70 % des Gesamtbetrags entfielen auf Mieter in den 20er und 30er Jahren.

Die Finanzbehörden arbeiten eng mit anderen Behörden zusammen, um Jeonse-Mieter und Vermieter zu unterstützen, die Schwierigkeiten mit der Rückerstattung haben, sagte ein Beamter der Financial Services Commission.

Die Polizei geht hart gegen Verbrechen im Zusammenhang mit Jeonse vor. Die Zahl der Fälle von organisiertem Betrug hat sich im vergangenen Jahr auf 622 mehr als verdreifacht.

Nach Angaben der Zentralbank haben sich die Einlagenkredite der Jeonse in weniger als sechs Jahren bis Oktober auf 172 Billionen Won (132 Milliarden Dollar) mehr als vervierfacht. Das entspricht 17% der ausstehenden Hypotheken in Südkorea und 10% der Haushaltsschulden.

AUSWIRKUNGEN DER IMMOBILIENKRISE

Dennoch sind fast alle Jeonse-Darlehen durch staatliche Unternehmen garantiert, so dass das Kreditrisiko für kommerzielle Kreditgeber gering ist.

"Die Jeonse-Krise birgt zwar nur begrenzte makroökonomische Risiken, ist aber dennoch ein weiterer Teil der Auswirkungen auf den gesamten Immobilienmarkt", sagte der Ökonom Moon Hong-cheol von DB Financial Investment.

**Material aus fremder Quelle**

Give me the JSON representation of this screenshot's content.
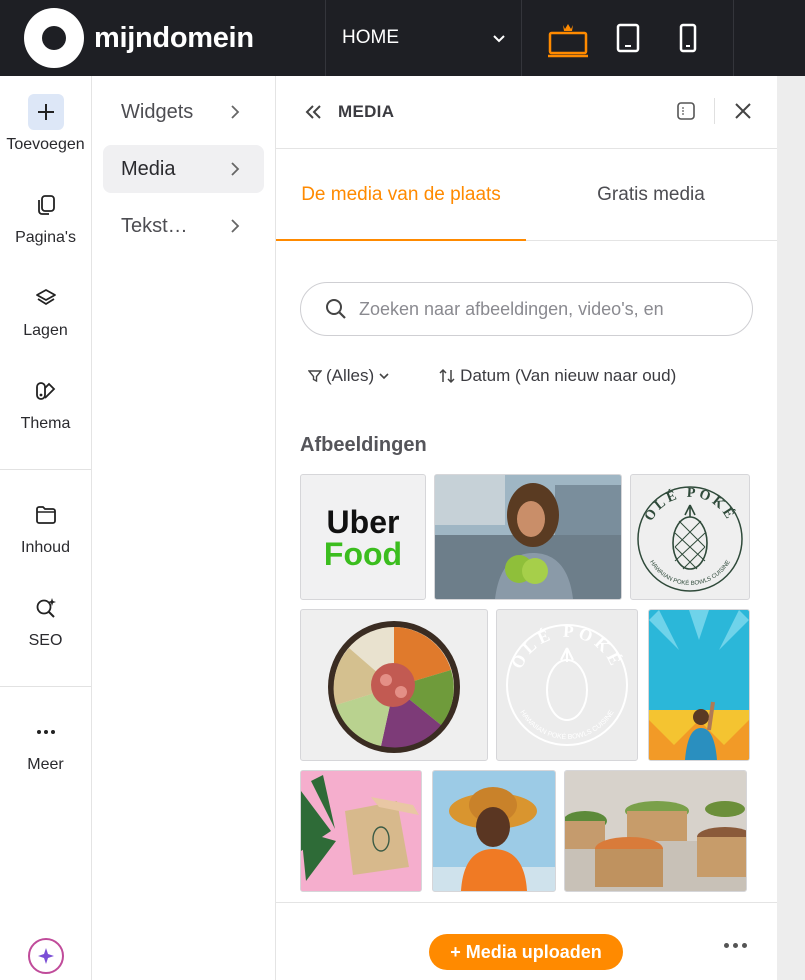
{
  "topbar": {
    "logo_text": "mijndomein",
    "page_select": "HOME",
    "devices": [
      "desktop-icon",
      "tablet-icon",
      "mobile-icon"
    ],
    "active_device": "desktop",
    "accent": "#ff8a00"
  },
  "rail": {
    "items": [
      {
        "label": "Toevoegen",
        "icon": "plus-icon"
      },
      {
        "label": "Pagina's",
        "icon": "pages-icon"
      },
      {
        "label": "Lagen",
        "icon": "layers-icon"
      },
      {
        "label": "Thema",
        "icon": "theme-icon"
      },
      {
        "label": "Inhoud",
        "icon": "folder-icon"
      },
      {
        "label": "SEO",
        "icon": "seo-icon"
      },
      {
        "label": "Meer",
        "icon": "more-icon"
      }
    ]
  },
  "categories": [
    {
      "label": "Widgets"
    },
    {
      "label": "Media",
      "active": true
    },
    {
      "label": "Tekst…"
    }
  ],
  "panel": {
    "title": "MEDIA",
    "tabs": [
      {
        "label": "De media van de plaats",
        "active": true
      },
      {
        "label": "Gratis media"
      }
    ],
    "search": {
      "placeholder": "Zoeken naar afbeeldingen, video's, en",
      "value": ""
    },
    "filter_label": "(Alles)",
    "sort_label": "Datum (Van nieuw naar oud)",
    "section_title": "Afbeeldingen",
    "images": [
      {
        "name": "uber-food-logo",
        "text_line1": "Uber",
        "text_line2": "Food"
      },
      {
        "name": "man-with-coconut-photo"
      },
      {
        "name": "ole-poke-logo",
        "text": "OLÉ POKÉ",
        "subtext": "HAWAIIAN POKÉ BOWLS CUISINE"
      },
      {
        "name": "poke-bowl-photo"
      },
      {
        "name": "ole-poke-logo-white",
        "text": "OLÉ POKÉ",
        "subtext": "HAWAIIAN POKÉ BOWLS CUISINE"
      },
      {
        "name": "woman-pineapple-wall-photo"
      },
      {
        "name": "takeaway-bag-photo"
      },
      {
        "name": "woman-orange-hat-photo"
      },
      {
        "name": "poke-bowls-table-photo"
      }
    ],
    "upload_label": "+ Media uploaden"
  }
}
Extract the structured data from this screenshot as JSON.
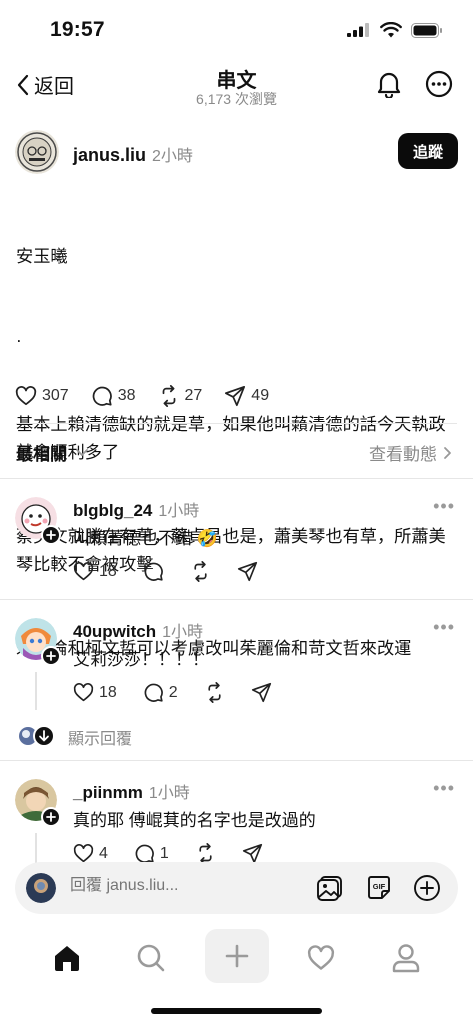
{
  "status_bar": {
    "time": "19:57"
  },
  "header": {
    "back_label": "返回",
    "title": "串文",
    "views": "6,173 次瀏覽"
  },
  "post": {
    "author": "janus.liu",
    "time": "2小時",
    "follow_label": "追蹤",
    "lines": [
      "安玉曦",
      "·",
      "基本上賴清德缺的就是草，如果他叫藾清德的話今天執政就會順利多了",
      "蔡英文就勝在有草，蘇貞昌也是，蕭美琴也有草，所蕭美琴比較不會被攻擊",
      "朱立倫和柯文哲可以考慮改叫茱麗倫和苛文哲來改運"
    ],
    "likes": "307",
    "comments": "38",
    "reposts": "27",
    "shares": "49"
  },
  "sort": {
    "label": "最相關",
    "activity_label": "查看動態"
  },
  "replies": [
    {
      "author": "blgblg_24",
      "time": "1小時",
      "text": "叫賴菁德也不錯 🤣",
      "likes": "18",
      "comments": ""
    },
    {
      "author": "40upwitch",
      "time": "1小時",
      "text": "艾莉莎莎！！！！",
      "likes": "18",
      "comments": "2"
    },
    {
      "author": "_piinmm",
      "time": "1小時",
      "text": "真的耶 傅崐萁的名字也是改過的",
      "likes": "4",
      "comments": "1"
    }
  ],
  "show_replies_label": "顯示回覆",
  "composer": {
    "placeholder": "回覆 janus.liu..."
  },
  "icons": {
    "back": "chevron-left-icon",
    "bell": "bell-icon",
    "more": "more-circle-icon",
    "like": "heart-icon",
    "comment": "comment-icon",
    "repost": "repost-icon",
    "share": "share-icon"
  }
}
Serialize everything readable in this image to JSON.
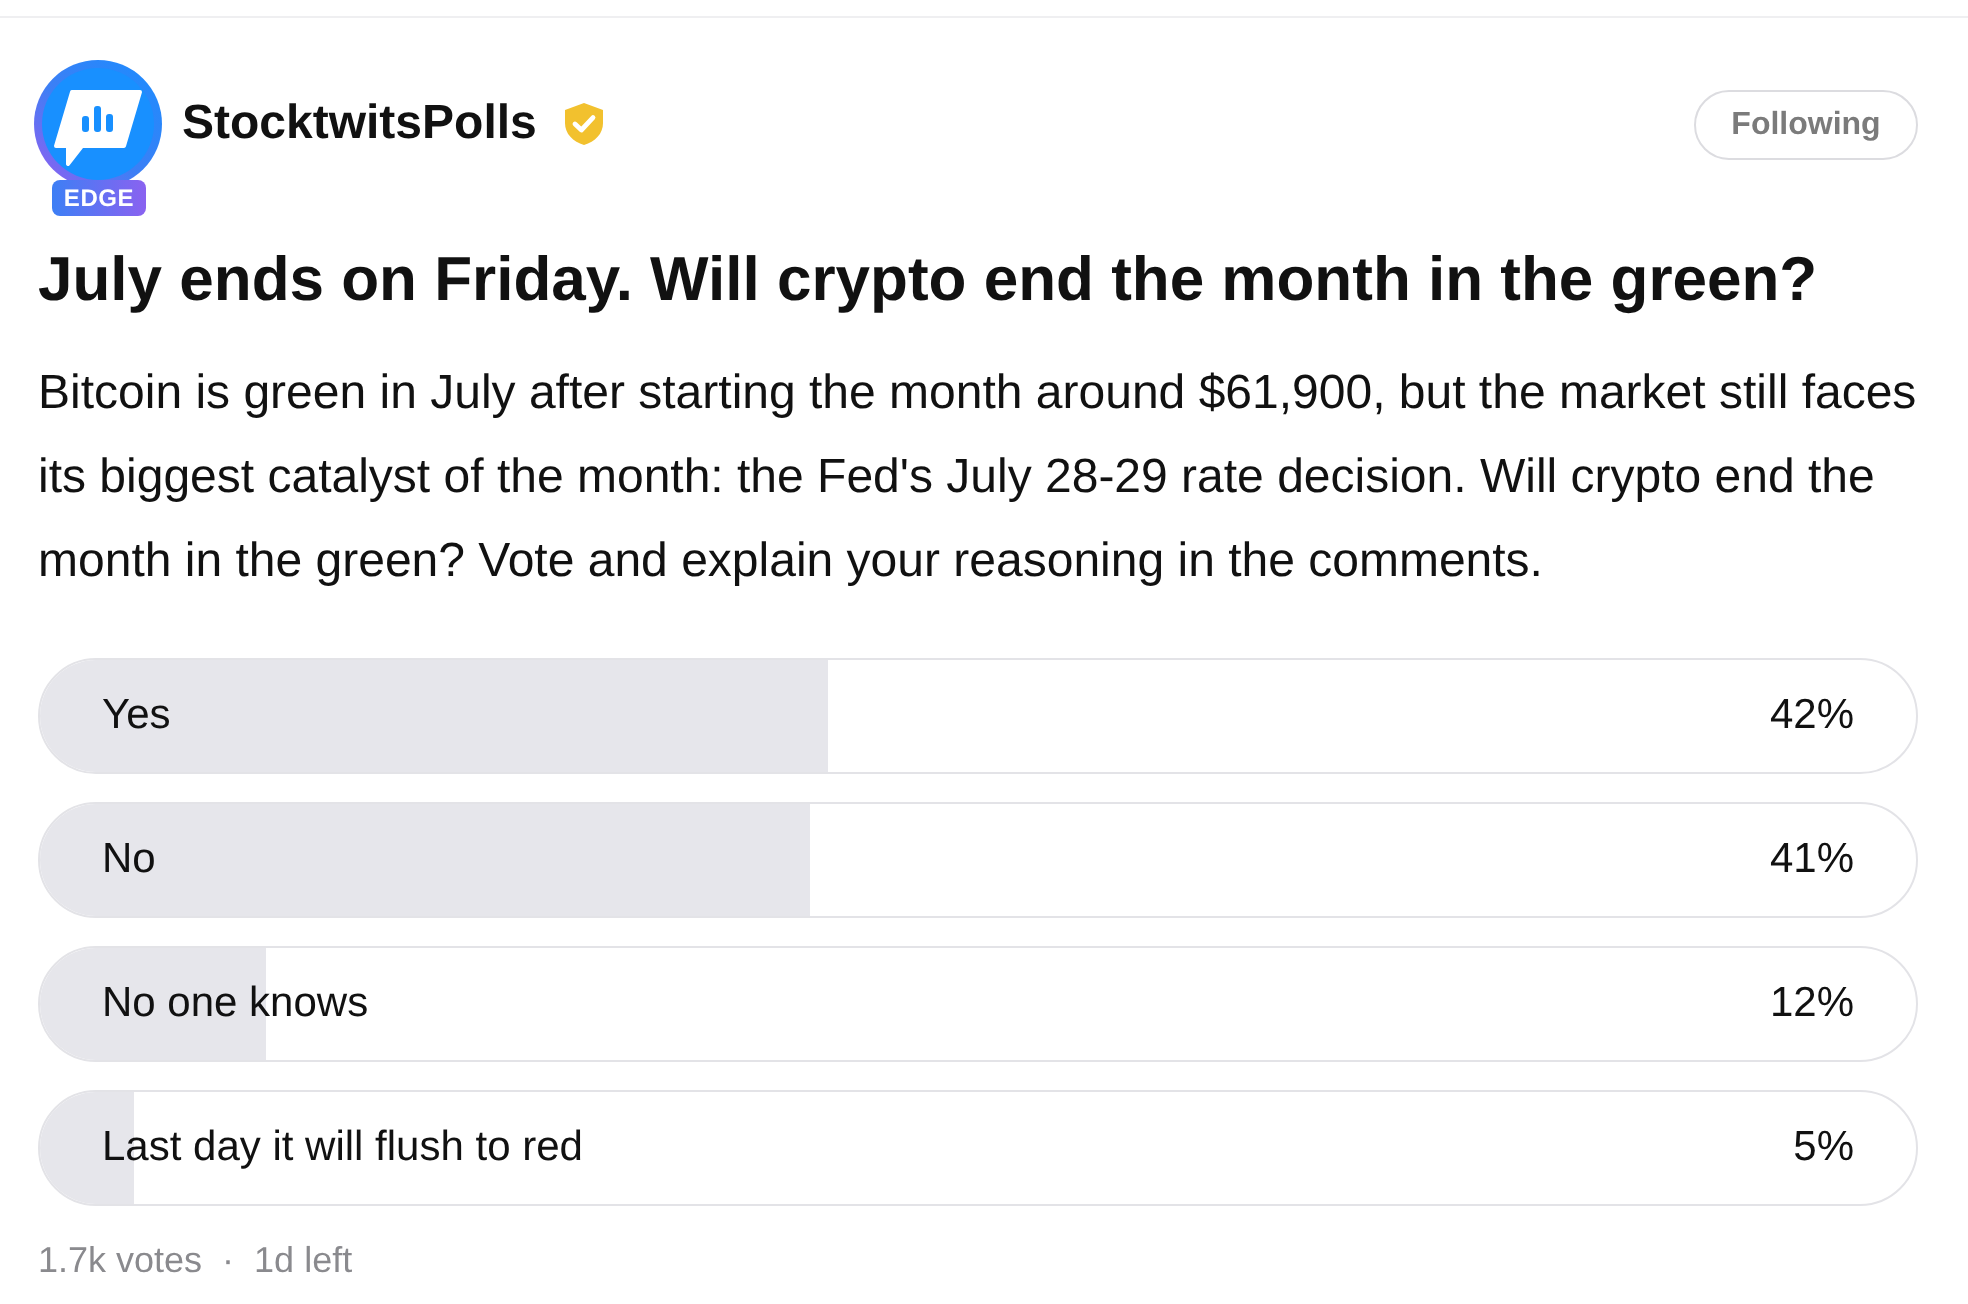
{
  "post": {
    "author": {
      "name": "StocktwitsPolls",
      "badge": "EDGE",
      "verified": true
    },
    "follow_button": {
      "label": "Following"
    },
    "title": "July ends on Friday. Will crypto end the month in the green?",
    "body": "Bitcoin is green in July after starting the month around $61,900, but the market still faces its biggest catalyst of the month: the Fed's July 28-29 rate decision. Will crypto end the month in the green? Vote and explain your reasoning in the comments.",
    "poll": {
      "options": [
        {
          "label": "Yes",
          "percent": "42%",
          "level": 0.42
        },
        {
          "label": "No",
          "percent": "41%",
          "level": 0.41
        },
        {
          "label": "No one knows",
          "percent": "12%",
          "level": 0.12
        },
        {
          "label": "Last day it will flush to red",
          "percent": "5%",
          "level": 0.05
        }
      ],
      "votes": "1.7k votes",
      "separator": "·",
      "time_left": "1d left"
    }
  }
}
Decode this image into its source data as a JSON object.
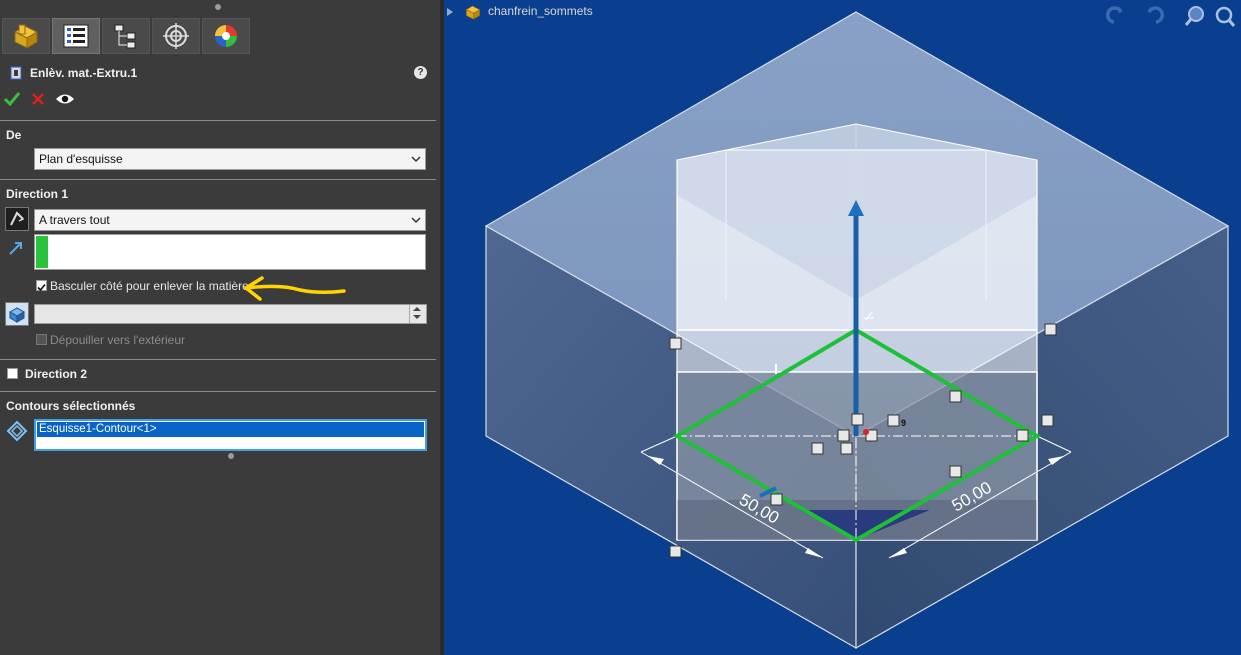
{
  "tabs": [
    {
      "name": "feature-manager"
    },
    {
      "name": "property-manager"
    },
    {
      "name": "configuration-manager"
    },
    {
      "name": "dimxpert-manager"
    },
    {
      "name": "display-manager"
    }
  ],
  "feature": {
    "title": "Enlèv. mat.-Extru.1",
    "help": "?"
  },
  "from_group": {
    "label": "De",
    "selected": "Plan d'esquisse"
  },
  "direction1": {
    "label": "Direction 1",
    "end_condition": "A travers tout",
    "flip_side_label": "Basculer côté pour enlever la matière",
    "flip_side_checked": true,
    "draft_outward_label": "Dépouiller vers l'extérieur",
    "draft_value": ""
  },
  "direction2": {
    "label": "Direction 2",
    "checked": false
  },
  "contours": {
    "label": "Contours sélectionnés",
    "items": [
      "Esquisse1-Contour<1>"
    ]
  },
  "viewport": {
    "document_name": "chanfrein_sommets",
    "dim_left": "50,00",
    "dim_right": "50,00",
    "relation_count": "9"
  },
  "colors": {
    "background": "#0a3f8f",
    "sketch": "#1fbf3a",
    "annotation": "#ffd400"
  }
}
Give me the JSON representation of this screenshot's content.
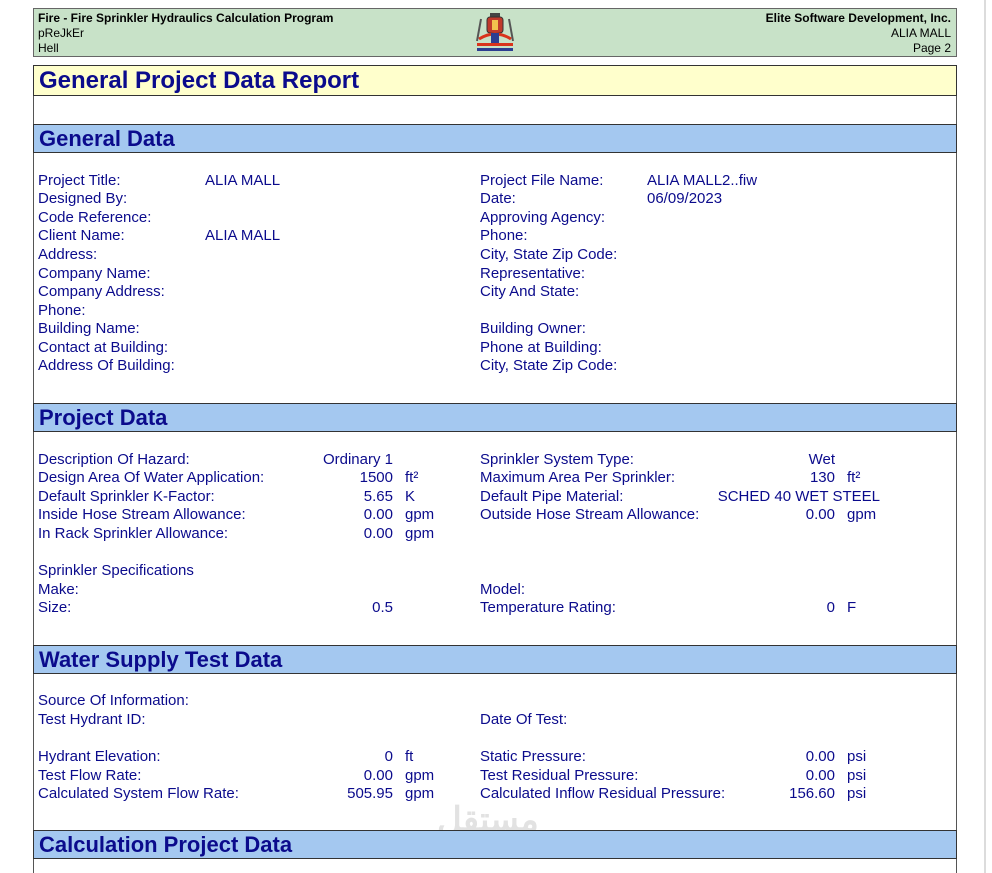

Eine unerwartete Schuldenlast junger Menschen könnte die Risiken für den Immobilienmarkt, einen Schlüsselsektor, der das Wachstum antreibt und die Finanzmärkte beeinflusst, verschärfen. Die Furcht vor Zahlungsausfällen bei Immobilienprojekten hat im vergangenen Jahr eine Kreditklemme auf den südkoreanischen Finanzmärkten ausgelöst.

Einige Investmentbanken wie Nomura und Citi gehen davon aus, dass die Bank of Korea bereits in den nächsten drei bis sechs Monaten die Zinssätze senken wird, um eine sanfte Landung des Immobilienmarktes zu erreichen.

"Es ist frustrierend, dass es wirklich niemanden gibt, dem man die Schuld geben kann", sagte Yoo, der gestrandete Jeonse-Mieter. "Ich denke nur, dass ich diese Art von Schwierigkeiten vielleicht hätte vermeiden können, wenn ich genug Geld gehabt hätte, um mein eigenes Haus zu kaufen."